Kathleen Taega Ruadhagan


feat. Lily Cole


"Mais alors, ..."

❝ So. Beautiful, my, monster, now. ❞
    ✉ Prénom(s) : Kathleen, Taega
    ✉ Nom : Ruadhagan
    ✉ Âge : Une vingtaine d'années.
    ✉ Signe astrologique : Balance.
    ✉ Groupe désiré : Tours
    ✉ Emploi/Classe : Antiquaire?


    ✉ Pouvoir : Contrôle du fluide sanguin
    ✉ Caractéristiques : L'hémoglobine. Le flux rythmé, permanent, qui coule et ondule dans vos veines. Dans les siens, surtout. Elle en perçoit chaque arôme, mais plus que cela, elle a la possibilité d'user le sien à des fins matérielle. Une incision, et le sang devient arme, cristal, allongement de ses doigts, qu'importe; il devient palpable à sa guise.
    ✉ Faiblesse : Elle ne peut manipuler à proprement parler que son propre sang, ce qui limite les quantités utilisables (elle ne voudrait pas se voir mourir vidée stupidement...)
    ✉ Force : Une potentielle arme bien cachée. C'est pratique, bien qu'effrayant et pas forcément clean à chaque fois! Et même si ce don n'agit qu'en grande partie sur son propre sang, il lui est possible de jouer avec celui qui n'est plus enfermé à l'intérieur d'un corps.
    AH, et n'oublions pas qu'elle peut ainsi faire coaguler son sang plus rapidement, ainsi ses blessures se referment assez aisément. Elle soigne des égratignures, mais ne comptez pas sur elle pour les fractures.

"dit Alice..."


    ✉ Description physique :


    ‣ Rousse.
    C'est ce que vous avez remarqué en premier, n'est-ce pas? Cette tignasse de cheveux roux, dans un contraste élégant avec sa peau si pâle. Quelques tâches sur son visage, à peine, et deux grands yeux d'un bleu aux saveurs glaciaires.
    ‣ Poupée.
    Visage doux et rond, presque enfantin par instant. Il parait figé dans une porcelaine immaculée, et sa bouche comme un tracé expert du pinceau décrit deux courbes délicates.
    ‣ Légère.
    Même pas un mètre soixante. Non, elle ne les atteint pas. Comme un modèle réduit de femme, Kathleen n'en a pas pour le moins une morphologie d'enfant, loin de là. Sa silhouette est fine et plutôt élancée, elle a un côté "lutin" qui fait sourire.
    ‣ Naturelle.
    Quand elle ne sautille pas, sa démarche est au vent. Souple, féminine sans trop l'être, elle a quelque chose d'étrangement sincère derrière ce regard froid.
    ‣ Style décousu.
    Pour tout dire: c'est très bizarre. Adepte des détails tape à l'oeil, des gadgets étranges en tout genre et des objets improbables sur ses vêtements, Kathleen se voit porter un genre de grunge chic accompagné de sa touche loufoque ou excentrique.

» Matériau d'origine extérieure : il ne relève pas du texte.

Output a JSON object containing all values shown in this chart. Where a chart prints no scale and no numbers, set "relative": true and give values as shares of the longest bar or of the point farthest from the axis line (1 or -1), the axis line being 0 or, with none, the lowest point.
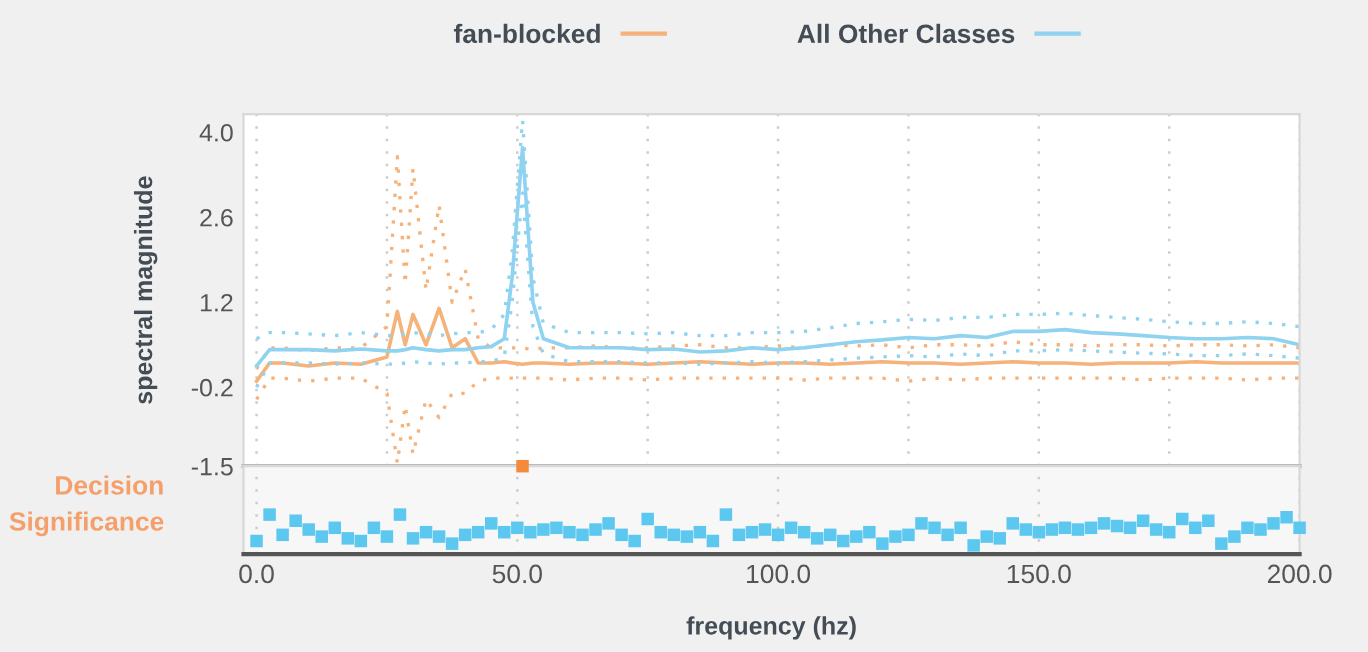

    ✉ Description mentale :


    Passionnément impulsive
    Elle perçoit la vie comme un pêle-mêle de sensations et de choses à vivre en entier. Elle fait absolument tout comme si c'était la dernière fois, comme si elle pouvait mourir juste après. Impulsivement, sans vraiment réfléchir sur l'instant. Elle pense après-coup et agit sans aucune restriction que celle de la loi - et encore. Sans retenir ses envies, elle vit dans une sincérité presque maladive.
    Sensible
    Mais sincérité ne signifie pas ouverture totale. Elle se sait sensible, et conserve certains souvenirs et ressentis pour elle seule. On ne sait jamais après tout. Le monde est peuplé de fous...
    Ailleurs
    Elle aura tendance à vous répondre à côté de la plaque. Un peu dans son monde, vous penserez souvent qu'elle est défoncée à on-ne-sait quelle drogue. Dans une nonchalance particulière, elle peut vous zapper complètement et s'en aller, ou vous poser des questions existentielles alors que vous n'avez rien demandé. C'est le genre de personne qui s'assied à votre table pour boire un café, parler de tout et de rien, et s'en aller sans se retourner.
    Solitaire
    Bien qu'elle apprécie la compagnie, elle trace la route seule. Créer une véritable attache avec elle n'est pas donné. Par manque de confiance peut-être? Par peur? Faites vos hypothèses. Elle a une certaine tendance au sarcasme, à ses heures, et ce n'est pas du goût de tous, n'est-ce pas? Quand on n'a pas la langue dans sa poche, on a tendance à s'attirer les foudres des autres. C'est bien dommage.
    Douce ambivalence.
    L'apparition de son pouvoir l'a comme scindée en deux. Sans souffrir de dédoublement de la personnalité, elle est consciente d'une part de bipolarité. De douce jeune femme avec la tête dans les nuages elle peut vite devenir une petite sauvage qui crache sur le monde. Un peu comme tout le monde... Sauf qu'elle ne refoule pas ces changements intempestifs.


    ✉ Signe particulier :
    Le mot "Imagine" tatoué sur l'épaule droite en lettres de machine à écrire. Comme ceci.
    Un croissant de Lune sur le poignet droit, comme ici.
    Un "Blackbird, fly" au-dessus du pli du coude gauche, comme .
    Enfin, une plume sur le haut des côtes, à gauche, comme cela.

    Oui, l'avatar réel ne porte pas ces tatouages. Mais imaginez-les. Vous serez mignons!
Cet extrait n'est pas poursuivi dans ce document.